The Pull of Two Signs Rising Over the Land – Weston Teruya

Work

Weston TeruyaA Moment at the Shadow Cast by Ghosts (rituals of social mobility) / 2008 /  spraypaint, gouache, collage, ink and color pencil on paper /  22 x 30 inches  (56.76 cm x 77.4 cm)

Weston TeruyaAn Abundance of Gatherings (the earth turned over) / 2009 /  spraypaint, gouache, collage, ink and color pencil on paper / 48.5 x 38 inches  (125.13 cm x 98.04 cm)

Weston TeruyaOf Those Cast Out (water tower for the new state) / 2009 /  spraypaint, gouache, collage, ink and color pencil on paper / 22 x 30 inches  (56.76 cm x 77.4 cm)

Press Release

PATRICIA SWEETOW GALLERY is pleased to present Weston Teruya, The Pull of Two Signs Rising Over the Land, drawings; Jina Valentine, Lot’s Wife, drawings, installation; and a project by Arnold J. Kemp, (Them) Trees… (Them) Changes 2. Exhibition dates are May 2 through June 13, 2009. The artists’ reception is Saturday, May 2, from 11:00am – 1pm.

On Wednesday, May 6, beginning at 6:30pm, PSG will present Speculative Fiction – Contradictory Narratives, a panel discussion with artists Weston Teruya and Jina Valentine, and invited panelists: Jerome Reyes – City Arts Faculty, San Francisco Art Institute; Gail Wight – Assoc. Prof., Director of Graduate Studies, Art Practice, Stanford University; Arnold J. Kemp – Artist, Writer, Curator; and James Merle Thomas – Department of Art History, Stanford University. All are welcome.

Weston Teruya’s second one-person exhibition at PSG, The Pull of Two Signs Rising Over the Land, references two historic markers – one a men’s golf club sign in Los Angeles, and the other a Dole cannery sign in Honolulu. The men’s golf course sign conjures up a mixed history of restriction and privilege – the privilege available only to those who conformed to socio- economic, racial and religious proscription. To further confound its history, the golf course, though no longer restricted, still speaks symbolically of privilege, since it sits immediately adjacent to a juvenile detention facility. The Dole cannery sign is emblematic of ethnic and worker repression and exploitation. It currently sits as a ghost in an empty lot, truly the psychological space of restriction.
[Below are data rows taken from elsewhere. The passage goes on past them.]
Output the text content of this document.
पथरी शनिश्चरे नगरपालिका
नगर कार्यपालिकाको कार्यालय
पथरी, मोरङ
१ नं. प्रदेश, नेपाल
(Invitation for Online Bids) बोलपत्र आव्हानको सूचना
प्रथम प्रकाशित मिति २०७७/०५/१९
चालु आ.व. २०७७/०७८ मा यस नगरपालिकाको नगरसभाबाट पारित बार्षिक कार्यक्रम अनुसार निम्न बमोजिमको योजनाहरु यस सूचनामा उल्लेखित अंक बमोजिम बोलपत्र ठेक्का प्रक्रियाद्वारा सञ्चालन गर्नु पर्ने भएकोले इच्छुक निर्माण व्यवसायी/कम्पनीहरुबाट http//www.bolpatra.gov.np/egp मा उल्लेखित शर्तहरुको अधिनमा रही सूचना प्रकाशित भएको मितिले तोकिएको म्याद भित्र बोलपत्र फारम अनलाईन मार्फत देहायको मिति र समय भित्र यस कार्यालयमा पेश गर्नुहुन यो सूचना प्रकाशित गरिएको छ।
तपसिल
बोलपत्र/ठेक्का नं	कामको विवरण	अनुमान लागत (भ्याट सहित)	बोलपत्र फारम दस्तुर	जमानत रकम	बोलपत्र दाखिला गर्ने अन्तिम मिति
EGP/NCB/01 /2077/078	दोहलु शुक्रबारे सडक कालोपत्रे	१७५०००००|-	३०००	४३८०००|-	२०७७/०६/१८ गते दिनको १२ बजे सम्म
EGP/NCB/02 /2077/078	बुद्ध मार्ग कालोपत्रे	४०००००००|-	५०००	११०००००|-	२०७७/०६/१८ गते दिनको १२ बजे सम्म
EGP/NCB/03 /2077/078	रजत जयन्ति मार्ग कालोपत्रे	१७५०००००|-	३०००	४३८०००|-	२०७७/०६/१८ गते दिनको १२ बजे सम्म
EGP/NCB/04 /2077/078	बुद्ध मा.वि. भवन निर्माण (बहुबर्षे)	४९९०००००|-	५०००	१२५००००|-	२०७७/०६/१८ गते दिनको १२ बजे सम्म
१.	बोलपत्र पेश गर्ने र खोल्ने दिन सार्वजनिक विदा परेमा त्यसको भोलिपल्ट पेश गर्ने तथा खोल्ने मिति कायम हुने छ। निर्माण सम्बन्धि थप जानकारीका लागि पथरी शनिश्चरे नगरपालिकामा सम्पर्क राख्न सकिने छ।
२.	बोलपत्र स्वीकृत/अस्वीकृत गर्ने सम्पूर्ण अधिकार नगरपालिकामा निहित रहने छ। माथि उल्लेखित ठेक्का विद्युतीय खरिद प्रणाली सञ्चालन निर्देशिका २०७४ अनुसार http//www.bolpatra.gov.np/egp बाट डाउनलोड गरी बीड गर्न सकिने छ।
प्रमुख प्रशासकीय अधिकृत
Teruya remarks, “…the golf course is now an open, co-gender public course and the plantation and mega-agricultural eras of Hawai’i have passed. But they continue to shape the social spaces of these locales as they are relics against which social progress continues to be mapped.”

Teruya’s works on paper are sourced from his own drawings, cut and collaged in a new composition. The refiguring of symbols such as wood barriers, golf carts, pineapples, marker flags, and fences recombine to form unexpected new meanings. Teruya’s drawings tamper with social/political realities, speculating on issues of power, control, visibility, protection and, by contrast, privilege. He further states, “I am interested in collecting and collapsing the signals and objects of exclusion, separation and leisure. These images typically define and reinforce spaces of privilege through the creation of sites of control. The work is a speculative exercise of sorts. I am particularly interested in suggesting new fictive configurations which imagine new social possibilities or frustrate present political realities.”

Weston Teruya received his MFA and MA in Visual Criticism from California College of the Arts in 2006 and 2007, respectively. Recent exhibitions include Intersection for the Arts, Kearny Street Projects, and the diRosa Foundation. Honors include the Murphy and Cadogan Fellowship in the Fine Arts, the San Francisco Foundation; Yesland Prize Finalist, Magic Theatre/Trillium Press; and APAture 2008 Featured Artist. His work was recently reviewed in Artforum’s “Critic’s Picks,” the San Francisco Bay Guardian, Artweek, and SF Weekly.